“Mañana, y mañana y mañana/ Se desliza en
este mezquino paso de día a día/A la última sílaba del tiempo testimoniado/ Y
todos nuestros ayeres han testimoniado a los tontos/El camino a la muerte polvorienta (...)Relatado por un idiota, lleno de Ruido y Furia,
Sin ningún significado”.
William Shakespeare. Macbet
William Shakespeare. Macbet
La ráfaga de disparos hace deducir que las presas no deben
de estar muy lejos. Pero al barrer
el pasillo con la mirada es imposible distinguir nada. Hay demasiados fotógrafos, unos a pie
de alfombra, otros alzados sobre taburetes o pequeñas escaleras de metal.
Rodear el pabellón y escoger la ruta contraria parece lo
sensato.

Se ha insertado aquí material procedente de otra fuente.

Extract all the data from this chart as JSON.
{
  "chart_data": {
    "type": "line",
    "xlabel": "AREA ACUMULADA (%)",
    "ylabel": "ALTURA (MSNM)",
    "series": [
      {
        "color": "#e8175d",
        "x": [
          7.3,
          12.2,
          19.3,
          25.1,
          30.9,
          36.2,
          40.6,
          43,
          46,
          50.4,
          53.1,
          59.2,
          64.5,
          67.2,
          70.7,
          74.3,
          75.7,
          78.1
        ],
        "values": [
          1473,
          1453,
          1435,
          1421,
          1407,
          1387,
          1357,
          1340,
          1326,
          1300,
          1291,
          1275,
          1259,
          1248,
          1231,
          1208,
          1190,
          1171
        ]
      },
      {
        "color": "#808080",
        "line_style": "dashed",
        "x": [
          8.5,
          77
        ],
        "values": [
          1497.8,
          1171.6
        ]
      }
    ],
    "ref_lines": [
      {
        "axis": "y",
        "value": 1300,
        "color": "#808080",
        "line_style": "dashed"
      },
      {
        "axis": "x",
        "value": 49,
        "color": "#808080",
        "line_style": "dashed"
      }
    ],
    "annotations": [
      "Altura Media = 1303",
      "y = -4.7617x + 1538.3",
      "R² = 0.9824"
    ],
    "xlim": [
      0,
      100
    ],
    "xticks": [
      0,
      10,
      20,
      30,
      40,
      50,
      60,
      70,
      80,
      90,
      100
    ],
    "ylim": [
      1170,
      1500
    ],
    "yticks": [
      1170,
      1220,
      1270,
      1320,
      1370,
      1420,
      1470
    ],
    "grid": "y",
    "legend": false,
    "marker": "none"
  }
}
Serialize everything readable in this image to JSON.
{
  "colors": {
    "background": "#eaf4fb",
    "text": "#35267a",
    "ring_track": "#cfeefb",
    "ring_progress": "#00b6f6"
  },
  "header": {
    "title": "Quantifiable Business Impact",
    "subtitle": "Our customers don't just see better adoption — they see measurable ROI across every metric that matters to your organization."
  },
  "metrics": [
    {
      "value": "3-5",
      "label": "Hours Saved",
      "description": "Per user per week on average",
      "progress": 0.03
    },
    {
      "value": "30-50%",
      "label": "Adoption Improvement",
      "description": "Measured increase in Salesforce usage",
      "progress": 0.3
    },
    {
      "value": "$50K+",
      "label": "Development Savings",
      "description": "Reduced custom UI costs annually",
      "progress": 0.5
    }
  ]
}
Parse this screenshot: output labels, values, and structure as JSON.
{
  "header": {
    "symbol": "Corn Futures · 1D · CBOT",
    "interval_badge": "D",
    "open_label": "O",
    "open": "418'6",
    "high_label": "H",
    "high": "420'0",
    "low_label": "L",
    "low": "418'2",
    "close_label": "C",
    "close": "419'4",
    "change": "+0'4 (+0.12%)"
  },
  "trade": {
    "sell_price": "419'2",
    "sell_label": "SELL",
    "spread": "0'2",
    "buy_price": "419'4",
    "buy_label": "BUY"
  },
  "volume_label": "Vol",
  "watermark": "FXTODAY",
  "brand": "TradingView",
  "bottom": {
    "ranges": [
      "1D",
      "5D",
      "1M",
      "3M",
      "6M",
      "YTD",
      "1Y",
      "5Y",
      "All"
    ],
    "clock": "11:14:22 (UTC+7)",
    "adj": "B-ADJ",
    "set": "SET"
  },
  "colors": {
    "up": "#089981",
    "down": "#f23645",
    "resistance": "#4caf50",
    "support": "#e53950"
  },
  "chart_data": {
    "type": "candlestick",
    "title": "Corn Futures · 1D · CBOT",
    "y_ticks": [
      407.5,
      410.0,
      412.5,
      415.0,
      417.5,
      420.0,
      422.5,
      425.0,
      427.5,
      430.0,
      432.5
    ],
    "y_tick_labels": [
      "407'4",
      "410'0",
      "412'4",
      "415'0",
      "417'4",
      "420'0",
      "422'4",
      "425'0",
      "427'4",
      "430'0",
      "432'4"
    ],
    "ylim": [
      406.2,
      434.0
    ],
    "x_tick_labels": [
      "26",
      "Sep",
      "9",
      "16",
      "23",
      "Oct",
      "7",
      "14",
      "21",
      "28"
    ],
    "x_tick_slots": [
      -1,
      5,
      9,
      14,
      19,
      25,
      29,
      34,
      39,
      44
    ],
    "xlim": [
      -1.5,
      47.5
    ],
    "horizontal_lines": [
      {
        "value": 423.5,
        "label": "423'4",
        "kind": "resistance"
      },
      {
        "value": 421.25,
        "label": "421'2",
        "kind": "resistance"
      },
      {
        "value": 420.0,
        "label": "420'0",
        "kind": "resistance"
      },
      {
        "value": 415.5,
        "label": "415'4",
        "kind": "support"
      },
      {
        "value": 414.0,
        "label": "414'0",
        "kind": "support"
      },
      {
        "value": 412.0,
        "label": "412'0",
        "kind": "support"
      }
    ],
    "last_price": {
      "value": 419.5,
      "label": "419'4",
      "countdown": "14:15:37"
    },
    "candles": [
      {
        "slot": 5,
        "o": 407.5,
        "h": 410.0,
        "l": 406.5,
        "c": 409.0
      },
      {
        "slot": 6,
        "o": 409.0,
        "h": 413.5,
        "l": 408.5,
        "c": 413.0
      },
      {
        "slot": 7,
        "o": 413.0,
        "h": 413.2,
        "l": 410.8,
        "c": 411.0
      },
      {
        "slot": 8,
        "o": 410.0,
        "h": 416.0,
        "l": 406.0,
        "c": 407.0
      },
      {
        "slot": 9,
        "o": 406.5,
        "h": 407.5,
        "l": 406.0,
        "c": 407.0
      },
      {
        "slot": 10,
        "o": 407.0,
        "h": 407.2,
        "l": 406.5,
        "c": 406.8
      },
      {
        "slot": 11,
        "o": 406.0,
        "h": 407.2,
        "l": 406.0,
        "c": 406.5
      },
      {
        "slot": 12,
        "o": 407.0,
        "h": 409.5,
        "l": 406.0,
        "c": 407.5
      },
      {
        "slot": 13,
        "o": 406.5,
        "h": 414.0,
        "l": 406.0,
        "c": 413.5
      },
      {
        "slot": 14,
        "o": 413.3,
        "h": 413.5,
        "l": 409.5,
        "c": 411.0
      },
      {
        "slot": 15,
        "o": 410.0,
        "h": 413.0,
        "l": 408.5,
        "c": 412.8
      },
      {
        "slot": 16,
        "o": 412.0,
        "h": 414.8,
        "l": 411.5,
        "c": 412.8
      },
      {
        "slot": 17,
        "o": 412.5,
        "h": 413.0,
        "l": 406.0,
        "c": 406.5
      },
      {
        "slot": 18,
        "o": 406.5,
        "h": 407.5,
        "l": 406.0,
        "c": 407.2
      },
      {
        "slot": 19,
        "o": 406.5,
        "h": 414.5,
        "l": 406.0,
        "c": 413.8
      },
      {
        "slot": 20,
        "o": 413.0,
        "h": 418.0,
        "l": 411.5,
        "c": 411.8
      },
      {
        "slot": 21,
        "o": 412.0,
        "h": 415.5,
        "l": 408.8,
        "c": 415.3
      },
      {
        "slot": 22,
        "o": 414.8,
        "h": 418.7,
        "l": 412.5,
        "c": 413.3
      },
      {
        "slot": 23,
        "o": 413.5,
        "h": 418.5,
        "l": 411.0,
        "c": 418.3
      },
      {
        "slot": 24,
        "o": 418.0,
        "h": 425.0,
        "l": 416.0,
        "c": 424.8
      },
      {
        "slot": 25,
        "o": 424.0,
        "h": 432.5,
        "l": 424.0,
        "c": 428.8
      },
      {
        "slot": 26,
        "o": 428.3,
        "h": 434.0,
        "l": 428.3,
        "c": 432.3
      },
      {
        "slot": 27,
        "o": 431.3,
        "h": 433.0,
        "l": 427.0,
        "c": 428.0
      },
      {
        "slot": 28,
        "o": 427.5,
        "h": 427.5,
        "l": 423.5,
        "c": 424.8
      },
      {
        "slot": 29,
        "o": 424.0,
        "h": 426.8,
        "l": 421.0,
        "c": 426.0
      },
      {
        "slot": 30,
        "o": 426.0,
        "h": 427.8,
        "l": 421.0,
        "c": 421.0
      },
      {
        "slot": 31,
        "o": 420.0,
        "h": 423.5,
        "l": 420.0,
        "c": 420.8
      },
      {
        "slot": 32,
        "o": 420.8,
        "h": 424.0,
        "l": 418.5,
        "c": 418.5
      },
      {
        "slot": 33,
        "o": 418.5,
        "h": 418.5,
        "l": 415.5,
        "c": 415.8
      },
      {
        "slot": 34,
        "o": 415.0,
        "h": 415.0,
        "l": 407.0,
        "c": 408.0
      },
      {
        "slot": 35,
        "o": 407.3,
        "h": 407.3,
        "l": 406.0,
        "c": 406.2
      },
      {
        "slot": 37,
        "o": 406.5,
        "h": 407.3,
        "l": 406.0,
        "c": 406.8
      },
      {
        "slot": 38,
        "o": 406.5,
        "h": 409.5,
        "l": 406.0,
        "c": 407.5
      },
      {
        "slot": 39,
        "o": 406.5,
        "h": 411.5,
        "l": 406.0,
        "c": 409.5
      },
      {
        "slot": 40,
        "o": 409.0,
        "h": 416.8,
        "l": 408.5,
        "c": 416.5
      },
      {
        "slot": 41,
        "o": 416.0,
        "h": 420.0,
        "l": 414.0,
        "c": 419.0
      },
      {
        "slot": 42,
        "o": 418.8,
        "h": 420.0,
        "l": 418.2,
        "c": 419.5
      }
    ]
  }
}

Unos diez pasos por detrás, cerca de la galería catalana ADN, una
multitud de aficionados hacen fotos con sus smartphones. El objeto de su atención
lo absorbe una mujer de vestido fucsia y tobillos enclenques sostenidos sobre
unas plataformas de charol.
Una pelirroja mayor vestida con un apolillado Balenciaga
blanco dobla con gracia una rodilla y hace una reverencia a la mujer de las
plataformas, la misma que hasta hace unos años presentaba los Telediarios de la Uno y ahora, tras sus nupcias con el Príncipe de Asturias, con el tratamiento de alteza ha perdido el
habla.
La del Balenciaga deja prendidas sus manos en las también
delgadísimas muñecas de la Princesa, que sonríe. No es una sonrisa como tal,
sino un gesto permanente. No importa si le hablan de un Ai Wei Wei, de un
Antonio López o del cultivo de arroz en Asia, ella tendrá esa rara media
sonrisa en la boca.
Y no es que sea tonta la Princesa. Es que está trabajando.
Es su obligación, parece, maquillarse y sacar a pasear sus vestidos y los
efectos secundarios de los antidepresivos, que borran toda expresión propia y
le hacen más fácil, más sencillo, no tener opinión ni preferencias, sólo
tobillos, delgados tobillos.
En los pasillos que forman las galerías, los Príncipes
ejecutan su paseíllo oficial entre el fuego de dos bandos: el de los fotógrafos
profesionales con sus ráfagas de flashes y el de los aficionados, con sus
silenciosos perdigones de teléfonos inteligentes.
En el medio, los costaleros de una estrafalaria hermandad sostienen el paso de los Monarcas: una Alcaldesa aburrida, un Ministro de Cultura incómodo; los funcionarios abochornados por semejante papelón -Borja
Villel incluido-; aduladores; yonkis del posado rosa y reporteros camuflados
que deben cazar un dato, un movimiento, un gesto publicable, que no hablar de
arte, ¿eh?.
Seis Tàpies –el artista catalán ha muerto hace una semana-
llevan una etiqueta roja en señal
de que han sido vendidos y seis más la verde de reservados, incluso antes de
abrir la feria de arte contemporáneo. Los reporteros escogen un cuadro de
Francis Bacon valorado en 25 millones de euros, en la galería Marlborough, para
hacer sus falsos-directos y decir ante la cámara encendida cosas sobre la crisis.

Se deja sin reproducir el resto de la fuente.